Classical and Opera Reviews

Midori @ Barbican Hall, London

14 May 2006


There are times when one’s linguistic abilities are completely inadequate to describe one’s feelings after hearing a perfect concert.

Midori’s recital at the Barbican Hall was one of those times.

The evening’s programme started with Schubert’s Violin Sonata in D, D384, which is one of the composer’s very early works.

In the hands of Midori and pianist Robert McDonald however, the inadequacies of the young Schubert were not enough to mar this ideal performance.

Midori’s excellent technique and virtuosity ensured the youth of Schubert was portrayed in full, and her passionate romanticism was just right for the slow movement.

Prokofiev’s Violin Sonata No 1 in F minor followed. A work of immense fire, passion, and energy, neither performer failed to impress. In most places, the chemistry between violinist and pianist was wondrous to behold, and those little nuances – the slight slowing down, the tiny bit of extra vibrato quiver (especially in the poignant slow movement) – were just perfect, truly distinguishing both performers as legendary from the world-class.

Accompanist Robert McDonald tends to drift into his own soloistic musical world from time to time. Midori, however, was always with the pianist, and while her physical playing style (she moves the violin with the music) may seem unusual, it gave her the impression of a larger-than-life performer, almost as if she were dancing on stage and the Guarnerius del Gesu that she plays were a natural extension of her.

Following such an immense performance before the interval, I expected the second half to at least show a drop in form. How I was wrong.

Schoenberg’s Phantasy is one work that demands impeccable blending between violin and piano, and impeccable the performance was. Midori seems to know exactly how much bow pressure, vibrato, attack, and tension to use on every single note, and pianist McDonald’s whole spectrum of tone colour and touch ensured no two notes sounded the same. While the performance was a little too introverted for my personal preference, it demonstrated to the audience the aspect of Schoenberg the music scholar, who demanded the most of his performers.

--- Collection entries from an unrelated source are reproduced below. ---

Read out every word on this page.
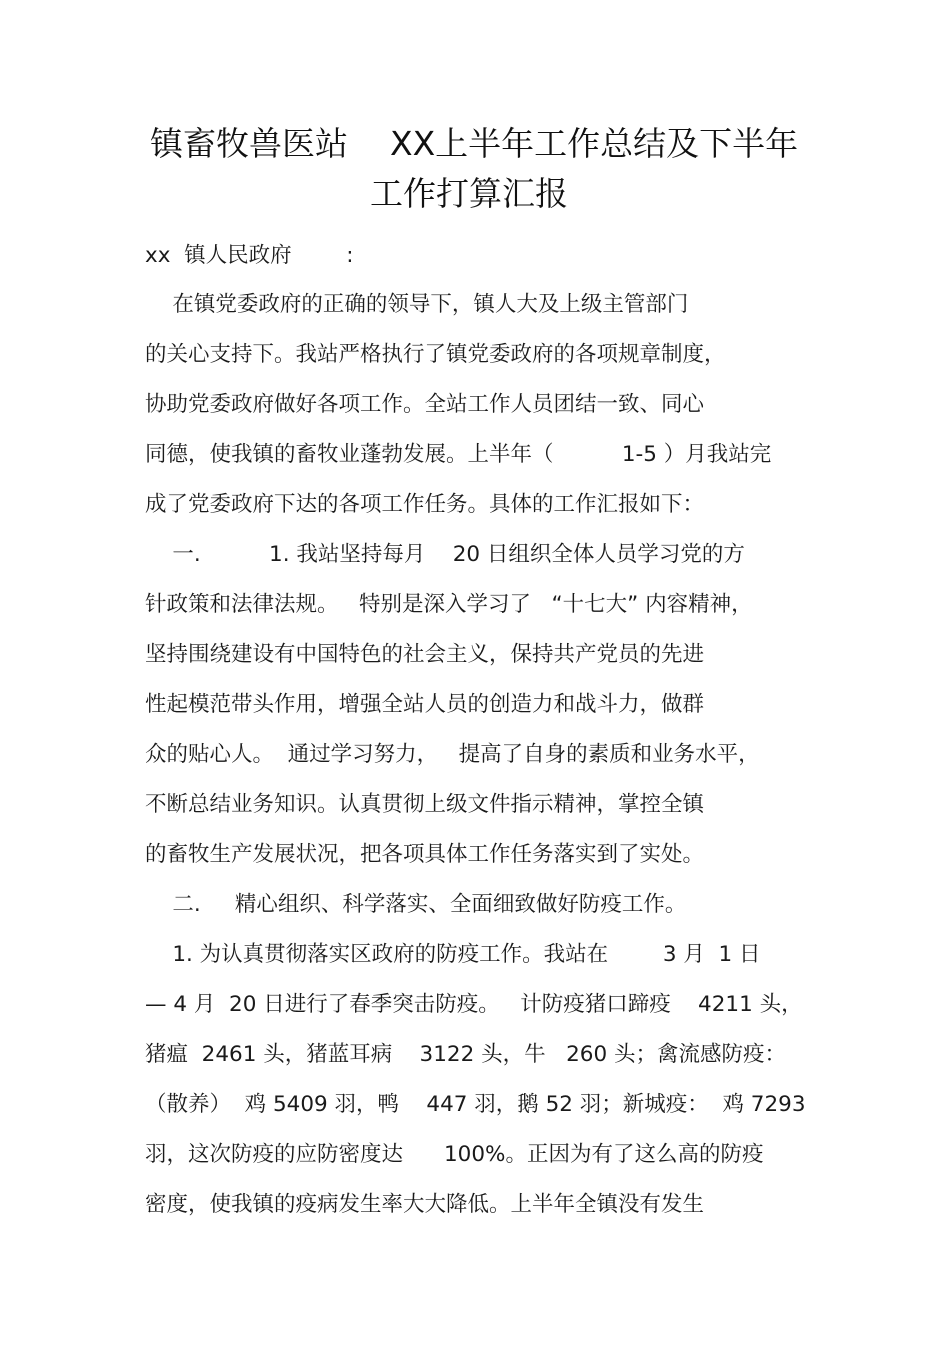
镇畜牧兽医站    XX上半年工作总结及下半年
工作打算汇报
xx  镇人民政府        :
在镇党委政府的正确的领导下，镇人大及上级主管部门
的关心支持下。我站严格执行了镇党委政府的各项规章制度，
协助党委政府做好各项工作。全站工作人员团结一致、同心
同德，使我镇的畜牧业蓬勃发展。上半年（          1-5 ）月我站完
成了党委政府下达的各项工作任务。具体的工作汇报如下：
一.          1. 我站坚持每月    20 日组织全体人员学习党的方
针政策和法律法规。   特别是深入学习了   “十七大” 内容精神，
坚持围绕建设有中国特色的社会主义，保持共产党员的先进
性起模范带头作用，增强全站人员的创造力和战斗力，做群
众的贴心人。  通过学习努力，   提高了自身的素质和业务水平，
不断总结业务知识。认真贯彻上级文件指示精神，掌控全镇
的畜牧生产发展状况，把各项具体工作任务落实到了实处。
二.     精心组织、科学落实、全面细致做好防疫工作。
1. 为认真贯彻落实区政府的防疫工作。我站在        3 月  1 日
— 4 月  20 日进行了春季突击防疫。   计防疫猪口蹄疫    4211 头，
猪瘟  2461 头，猪蓝耳病    3122 头，牛   260 头；禽流感防疫：
（散养）  鸡 5409 羽，鸭    447 羽，鹅 52 羽；新城疫：  鸡 7293
羽，这次防疫的应防密度达      100%。正因为有了这么高的防疫
密度，使我镇的疫病发生率大大降低。上半年全镇没有发生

Beethoven’s Seventh Violin Sonata in C minor Op. 30/2 was the last work on the programme, and truly I admit, I have never heard the sonata played so excitingly well in my entire life, with both players taking over lines from each other so smoothly it was almost as if the entire work was played by one person. Judging by Midori’s petite size, one would not have expected her to produce the powerful tone she did when attacking the Beethoven, but her powerful playing, especially in the last movement, was so delicious the audience sat still lapping every single note. Pianist McDonald was also equal to the task, his fiery and powerful (albeit too masculine for my liking) tone dictated the vertical direction of the music, and the performance was truly perfect.

For the encore, we were treated to Karl Engel’s Sea Shell, arranged for violin and piano by Efrem Zimbalist. As before, it was poignant, and threatened to tear my soul out from my body. As a testament to the recital’s excellence, more than half the hall was standing up and clapping at the end of the performance. It is my opinion that if we heard the music of angels, it would probably sound something like that. Now all that’s left is to persuade somebody to fund my trip to Austria on May 31st where Midori will play the Beethoven Violin Concerto.